Tobin J Marks, the Vladimir N Ipatieff research professor in chemistry in the Weinberg College of Arts and Sciences and professor of materials science and engineering, and Robert Chang, professor of materials science and engineering in the McCormick School of Engineering and Applied Science, led the research team. Other Northwestern team members were researcher Bruce Buchholz and graduate students Michael D Irwin and Alexander W Hains.
Of the new solar energy conversion technologies on the horizon, solar cells fabricated from plastic-like organic materials are attractive because they could be printed cheaply and quickly by a process similar to printing a newspaper (roll-to-roll processing).
To date, the most successful type of plastic photovoltaic cell is called a ‘bulk-heterojunction cell’. This cell utilises a layer consisting of a mixture of a semiconducting polymer (an electron donor) and a fullerene (an electron acceptor) sandwiched between two electrodes – one a transparent electrically conducting electrode (the anode, which is usually a tin-doped indium oxide) and a metal (the cathode), such as aluminum.
When light enters through the transparent conducting electrode and strikes the light-absorbing polymer layer, electricity flows due to formation of pairs of electrons and holes that separate and move to the cathode and anode, respectively. These moving charges are the electrical current (photocurrent) generated by the cell and are collected by the two electrodes, assuming that each type of charge can readily traverse the interface between the polymer-fullerene active layer and the correct electrode to carry away the charge – a significant challenge.
The Northwestern researchers employed a laser deposition technique that coats the anode with a very thin (5–10nanometres thick) and smooth layer of nickel oxide. This material is an excellent conductor for extracting holes from the irradiated cell but, equally important, is an efficient 'blocker' which prevents misdirected electrons from straying to the ‘wrong’ electrode (the anode), which would compromise the cell energy conversion efficiency (Fig.1).

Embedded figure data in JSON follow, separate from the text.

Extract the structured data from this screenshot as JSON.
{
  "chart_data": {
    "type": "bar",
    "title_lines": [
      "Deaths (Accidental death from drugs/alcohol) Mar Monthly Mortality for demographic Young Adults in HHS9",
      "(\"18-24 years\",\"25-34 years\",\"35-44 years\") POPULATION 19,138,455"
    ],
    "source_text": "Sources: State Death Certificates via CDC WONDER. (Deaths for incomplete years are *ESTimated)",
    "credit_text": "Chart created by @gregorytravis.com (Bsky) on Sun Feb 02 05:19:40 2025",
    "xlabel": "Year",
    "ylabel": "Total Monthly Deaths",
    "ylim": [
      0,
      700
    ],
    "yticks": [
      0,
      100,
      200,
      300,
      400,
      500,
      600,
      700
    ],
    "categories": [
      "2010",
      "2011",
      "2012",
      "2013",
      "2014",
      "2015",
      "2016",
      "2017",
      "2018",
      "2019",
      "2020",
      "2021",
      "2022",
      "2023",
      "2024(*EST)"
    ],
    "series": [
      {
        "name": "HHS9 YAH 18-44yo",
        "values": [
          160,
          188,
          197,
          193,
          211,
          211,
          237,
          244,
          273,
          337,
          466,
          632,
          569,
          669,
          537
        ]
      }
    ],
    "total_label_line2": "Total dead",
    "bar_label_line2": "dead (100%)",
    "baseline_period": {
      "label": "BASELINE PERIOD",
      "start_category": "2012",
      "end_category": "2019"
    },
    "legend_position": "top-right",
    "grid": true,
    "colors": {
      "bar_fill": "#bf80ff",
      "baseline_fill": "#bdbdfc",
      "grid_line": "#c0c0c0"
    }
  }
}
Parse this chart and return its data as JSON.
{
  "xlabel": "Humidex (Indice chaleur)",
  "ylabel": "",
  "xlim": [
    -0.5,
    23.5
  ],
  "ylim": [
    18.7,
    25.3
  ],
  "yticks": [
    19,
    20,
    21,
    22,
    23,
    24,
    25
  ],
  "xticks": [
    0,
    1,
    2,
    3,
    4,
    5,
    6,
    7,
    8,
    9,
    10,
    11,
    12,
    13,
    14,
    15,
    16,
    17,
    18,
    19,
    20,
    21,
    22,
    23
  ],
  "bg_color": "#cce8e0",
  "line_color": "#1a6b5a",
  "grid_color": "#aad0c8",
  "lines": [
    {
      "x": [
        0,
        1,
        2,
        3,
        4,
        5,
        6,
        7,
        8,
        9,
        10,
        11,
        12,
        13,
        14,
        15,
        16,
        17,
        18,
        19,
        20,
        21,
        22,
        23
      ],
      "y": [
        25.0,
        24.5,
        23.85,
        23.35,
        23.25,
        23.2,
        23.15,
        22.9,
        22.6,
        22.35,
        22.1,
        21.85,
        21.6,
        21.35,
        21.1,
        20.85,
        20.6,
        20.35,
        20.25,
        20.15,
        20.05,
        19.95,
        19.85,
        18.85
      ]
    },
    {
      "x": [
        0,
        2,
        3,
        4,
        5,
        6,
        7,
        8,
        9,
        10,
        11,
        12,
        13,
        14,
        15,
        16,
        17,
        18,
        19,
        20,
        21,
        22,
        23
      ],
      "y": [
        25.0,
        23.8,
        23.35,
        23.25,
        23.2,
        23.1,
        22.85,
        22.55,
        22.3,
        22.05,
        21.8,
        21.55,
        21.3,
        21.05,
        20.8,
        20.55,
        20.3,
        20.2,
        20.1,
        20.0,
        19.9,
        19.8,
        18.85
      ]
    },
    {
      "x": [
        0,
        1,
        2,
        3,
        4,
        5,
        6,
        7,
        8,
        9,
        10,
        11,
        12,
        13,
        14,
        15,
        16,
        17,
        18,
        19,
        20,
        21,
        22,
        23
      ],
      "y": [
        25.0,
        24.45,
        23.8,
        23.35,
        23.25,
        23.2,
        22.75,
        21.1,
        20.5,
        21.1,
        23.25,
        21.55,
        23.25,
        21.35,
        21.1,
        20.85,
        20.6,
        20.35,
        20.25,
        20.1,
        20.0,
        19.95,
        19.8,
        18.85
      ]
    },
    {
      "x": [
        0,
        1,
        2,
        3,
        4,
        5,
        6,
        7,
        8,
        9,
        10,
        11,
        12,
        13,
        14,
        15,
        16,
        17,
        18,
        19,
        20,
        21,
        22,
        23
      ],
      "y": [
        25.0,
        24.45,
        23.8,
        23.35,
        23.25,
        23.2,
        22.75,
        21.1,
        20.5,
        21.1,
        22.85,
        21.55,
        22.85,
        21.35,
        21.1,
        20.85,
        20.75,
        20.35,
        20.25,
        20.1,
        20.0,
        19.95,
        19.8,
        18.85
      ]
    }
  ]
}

In contrast to earlier approaches for anode coating, the Northwestern nickel oxide coating is cheap, electrically homogeneous and non-corrosive. In the case of model bulk-heterojunction cells, the Northwestern team has increased the cell voltage by approximately 40percent and the power conversion efficiency from approximately 3 to 4percent to 5.2 to 5.6percent.
The researchers currently are working on further tuning the anode coating technique for increased hole extraction and electron blocking efficiency and moving to production-scaling experiments on flexible substrates.